Dance teacher: Chiefs Cheer tryout ‘more difficult’ than Dallas Cowboys Cheerleaders
AI-generated summary reviewed by our newsroom.
- Chiefs Cheer auditions demand fitness tests, public speaking and team trivia.
- Judging criteria include choreography skill, football knowledge and poise.
- Auditions span multiple rounds, with five interviews and complex technical routines.
An Alabama dance instructor who didn’t make the cut when she tried out for the Chiefs cheer team last year says the tryout was “definitely a lot more intense” than for some other NFL teams, including the Dallas Cowboys.
She dissected the Kansas City tryouts in a TikTok video posted last year that has resurfaced before the start of a new NFL season this week.
Jodi Kovar, a dance and cheer teacher with nearly 17,000 TikTok followers, has auditioned for other NFL cheer teams, including the Dallas Cowboys Cheerleaders and the Miami Dolphins squad.
In the October 2024 TikTok video, she answered a question from a commenter who wrote that her daughter had auditioned for Chiefs Cheer for the past three seasons. “I know you auditioned this year and made (it) to semis.

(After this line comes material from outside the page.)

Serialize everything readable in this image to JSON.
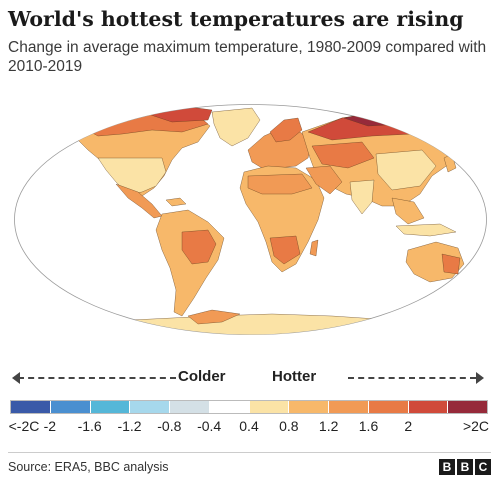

How do you feel about their process?” the commenter asked.
Kovar said in the video that she didn’t make it to finals last year, so she can’t “speak to exactly what goes on in the finals. But from my research I’m pretty sure it includes a fitness test, a runway walk, multiple dance performances and a public speaking portion just spread out over multiple days.”
She said in the preliminary round and semifinals she had to “submit four different videos and attend five different interviews. Two of the videos I had to submit were Chiefs choreography.
“One of them was like a halftime performance and one of them was a sideline. And then the other dance video was solo. Last video was like a public speaking video.
“The interview portion, they asked a little bit about ourselves, but the majority of it was quizzing us on certain players and coaches and important people and events within the organization.”
She called the choreography “way more technical than any other team I personally auditioned for. Choreo had a ton of different leaps and turns and it even had like jazz and hip hop within the choreo.
“For all of the other teams I auditioned for, the only technical element that they had in their prelims was maybe a double turn. I also don’t know of any other NFL teams that does like five different interview rounds.”
Kovar auditioned in 2024 in what Tavia Hunt, wife of Chiefs CEO Clark Hunt, called “the most competitive auditions in Chiefs Cheer history.”
“Finals were amazing and this squad will be elite,” Hunt wrote on Instagram.
The auditions came after the Chiefs won their second consecutive Super Bowl championship. One of the perks of being a Chiefs cheerleader? They get their own Super Bowl rings.
Two years ago, a woman from Minneapolis, Kansas, who, like Kovar, unsuccessfully auditioned for the squad, shared details of the process.
Preliminary and semifinal auditions are held virtually, then finalists are required to be at GEHA Field at Arrowhead Stadium for three days of tryouts. Kovar told People in an interview published last week that in the second virtual round she did interviews with five different judges.
The Kansas candidate explained how applicants are judged on their communication skills and general knowledge of football — including Chiefs history — as well as athletic ability and fitness. The fitness test is one minute of pushups, one minute of sit-ups and a five-minute plank pose, she said.
They do mock interviews, give mock speeches, participate in photoshoots and learn choreography. They perform solo and with the group.
Candidates must be 18. Not surprisingly, finalists have often cheered or been members of dance teams in college.
Kovar admitted to getting tripped up in the Chiefs trivia quiz. “I definitely didn’t have a lot of the knowledge that was necessary. Like some things were just so specific I would’ve never guessed they would’ve asked,” she told People.
She was asked for the names of Chiefs special teams coaches and who she would draft to the Chiefs — and why.
All NFL cheerleaders must know more than the choreography.
“They said that there are just diehard fans and they’ll actually come up to the cheerleaders and like quiz them and be like, ‘Who was the Hall of Famer from this year?’” Kovar told People.
“And so they’ve basically said, ‘You need to be on point with all of your knowledge because these fans. They’re so diehard. You need to be as diehard as they are if you’re gonna represent this team.’”
She also told People the dance style in Kansas City is different from other teams she’s auditioned for.
“It’s a lot more energetic and bouncy. It’s a lot more technical. Like we have leaps and turns and kicks where a lot of teams don’t have as much technique in their auditions,” she told People.
Kovar also called the Chiefs’ audition “more difficult” than the Dallas Cowboys Cheerleaders’ audition. She was cut after the first round of auditions in Dallas.
“The Dallas Cowboys Cheerleaders auditions are more competitive because more people audition for them, but the Chiefs was more difficult,” she told People..
“Maybe they’ve just elevated their team because they’re Super Bowl winners and all,” Kovar told People of Chiefs Cheer.
“But they are just like some of the best of the best. So I think that’s why they just want their standards like super high.”
She told People she didn’t try out for Chiefs Cheer this year but plans to again.